Rev. Al Sharpton, Tavis Smiley air out grievances in civil fashion
By Evan Barnes
Sentinel Sports Editor
Tavis Smiley and Rev. Al Sharpton are two of America’s most visible Black leaders but last week, the two engaged in a sharp disagreement over comments Smiley made on his radio show.
It stemmed from comments Smiley made on Tom Joyner’s radio program on February 23 when he chastised several leaders for saying that President Barack Obama, in Smiley’s words, “doesn’t need a Black agenda” or “need not focus specifically on the unique challenges Black America is facing.”
Included in that group were Sharpton. Dr. Charles Ogletree and NAACP President Ben Jealous. In response, Sharpton addressed the situation on his radio show with Dr. Ogletree while inviting Smiley to appear.
What followed next was over 20 minutes of disagreement and clarification by both men on what at times turned heated but not disrespectful.
“When Black leaders start saying to Black people and the black media that we don’t need this president to focus on an African American agenda, I said we need to come together to have a conversation about what that means. There’s a disconnect between those quotes and Black people.” Smiley said.
Sharpton responded that neither he nor any of those Smiley referenced has said those comments nor were they quoted as saying them by the New York Times. He clarified by saying that his statement, as quoted by the Times, was that “President Obama is smart not to ‘ballyhoo’ a Black agenda.”
Believing that Smiley took his quote out of context, he (Sharpton) clarified by saying that the president should pay attention to it, but not make it his priority.
“The president should not be out there doing what we should be doing,” Sharpton said at one point.

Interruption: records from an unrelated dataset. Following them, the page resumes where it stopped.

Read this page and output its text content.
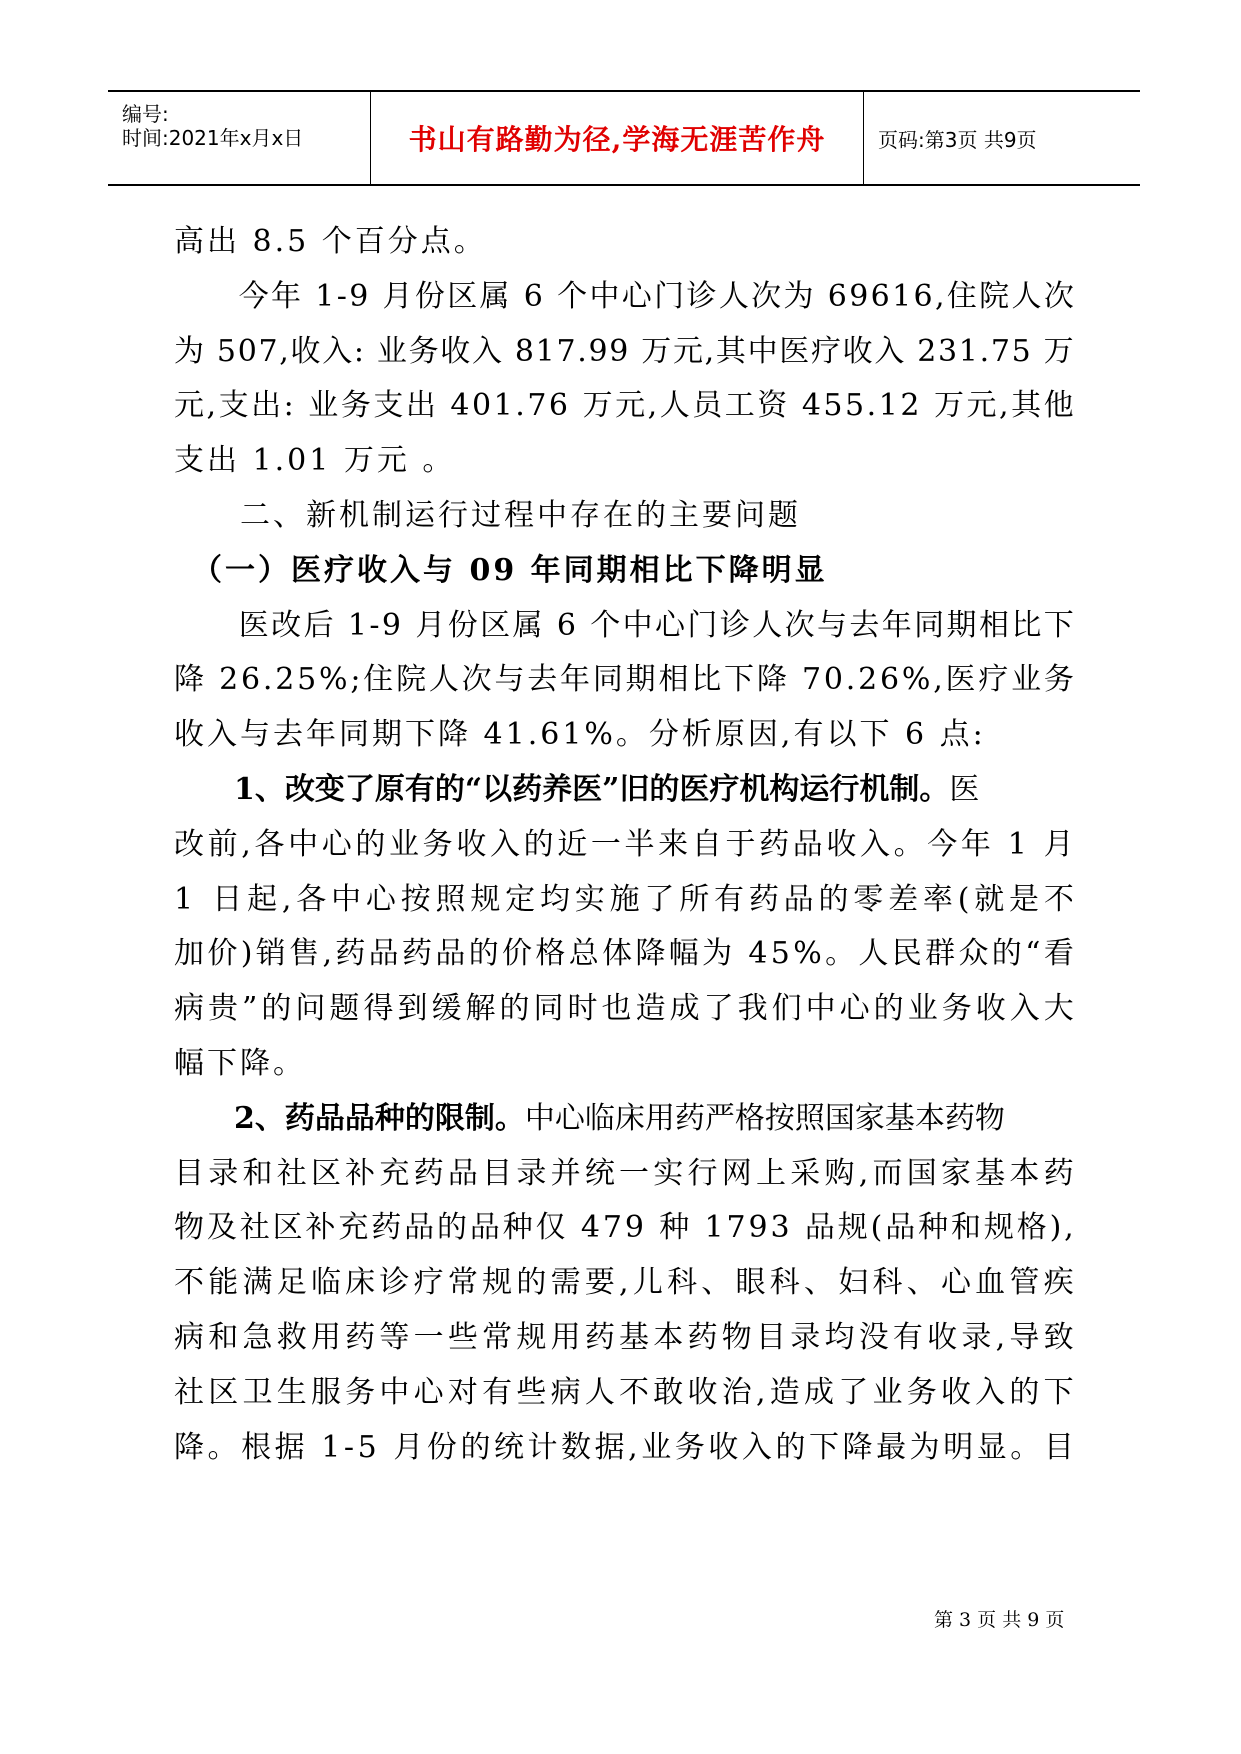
编号:
时间:2021年x月x日	书山有路勤为径,学海无涯苦作舟	页码:第3页 共9页
高出 8.5 个百分点。

今 年
1 - 9
月 份 区 属
6
个 中 心 门 诊 人 次 为
6 9 6 1 6 , 住 院 人 次
为
5 0 7 , 收 入 :
业 务 收 入
8 1 7 . 9 9
万 元 , 其 中 医 疗 收 入
2 3 1 . 7 5
万
元 , 支 出 :
业 务 支 出
4 0 1 . 7 6
万 元 , 人 员 工 资
4 5 5 . 1 2
万 元 , 其 他
支出 1.01 万元 。
　　二、新机制运行过程中存在的主要问题
　（一）医疗收入与 09 年同期相比下降明显

医 改 后
1 - 9
月 份 区 属
6
个 中 心 门 诊 人 次 与 去 年 同 期 相 比 下
降
2 6 . 2 5 % ; 住 院 人 次 与 去 年 同 期 相 比 下 降
7 0 . 2 6 % , 医 疗 业 务
收入与去年同期下降 41.61%。分析原因,有以下 6 点:
　　1、改变了原有的“以药养医”旧的医疗机构运行机制。 医
改 前 , 各 中 心 的 业 务 收 入 的 近 一 半 来 自 于 药 品 收 入 。 今 年
1
月
1
日 起 , 各 中 心 按 照 规 定 均 实 施 了 所 有 药 品 的 零 差 率 ( 就 是 不
加 价 ) 销 售 , 药 品 药 品 的 价 格 总 体 降 幅 为
4 5 % 。 人 民 群 众 的 “ 看
病 贵 ” 的 问 题 得 到 缓 解 的 同 时 也 造 成 了 我 们 中 心 的 业 务 收 入 大
幅下降。
　　2、药品品种的限制。 中心临床用药严格按照国家基本药物
目 录 和 社 区 补 充 药 品 目 录 并 统 一 实 行 网 上 采 购 , 而 国 家 基 本 药
物 及 社 区 补 充 药 品 的 品 种 仅
4 7 9
种
1 7 9 3
品 规 ( 品 种 和 规 格 ) ,
不 能 满 足 临 床 诊 疗 常 规 的 需 要 , 儿 科 、 眼 科 、 妇 科 、 心 血 管 疾
病 和 急 救 用 药 等 一 些 常 规 用 药 基 本 药 物 目 录 均 没 有 收 录 , 导 致
社 区 卫 生 服 务 中 心 对 有 些 病 人 不 敢 收 治 , 造 成 了 业 务 收 入 的 下
降 。 根 据
1 - 5
月 份 的 统 计 数 据 , 业 务 收 入 的 下 降 最 为 明 显 。 目
第 3 页 共 9 页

Much of the discussion focused on Sharpton being offended at Smiley’s remarks but Smiley was quick to clarify that ultimately there needs to be a conversation about setting the Black agenda.
Smiley is moderating a panel to address this particular issue on March 20 at Chicago State University. Sharpton was an invited guest to the panel along with Dr. Cornel West, Dr. Michael Eric Dyson, Rep. Barbara Lee and others
“We Count! The Black Agenda is the American Agenda” is Smiley’s way of saying that this should be an issue addressed early in the Obama administration, especially in light of what has been said about Sharpton’s comments.
“There is this story that’s out there now about whether or not Black leaders are giving the President a pass on a Black agenda and all I’ve suggested is that we will come to Chicago on March 20 for a live TV conversation…to wrestle with this question once and for all,” Smiley said.
Sharpton, who said he wouldn’t attend due to a scheduling conflict, then suggested that the panel should be moderated by an impartial host given Smiley’s frequent criticisms of Obama.
He added that the panel should include younger voices and focus not just on Obama’s action but the actions of Black leaders in Washington, Chicago and elsewhere to help dictate it.
But in their debate, both men expressed not just mutual respect but genuine love for each other. It was a demonstration of how to disagree without resorting to name calling or launching verbal attacks on each other.
Several times both men expressed their mutual respect and friendship, letting the audience know that this was a disagreement that would be handled civilly. They had hoped it was something to be handled privately but they resolved it publicly.
Attempts to reach both Smiley and Sharpton for comment were unsuccessful at press time.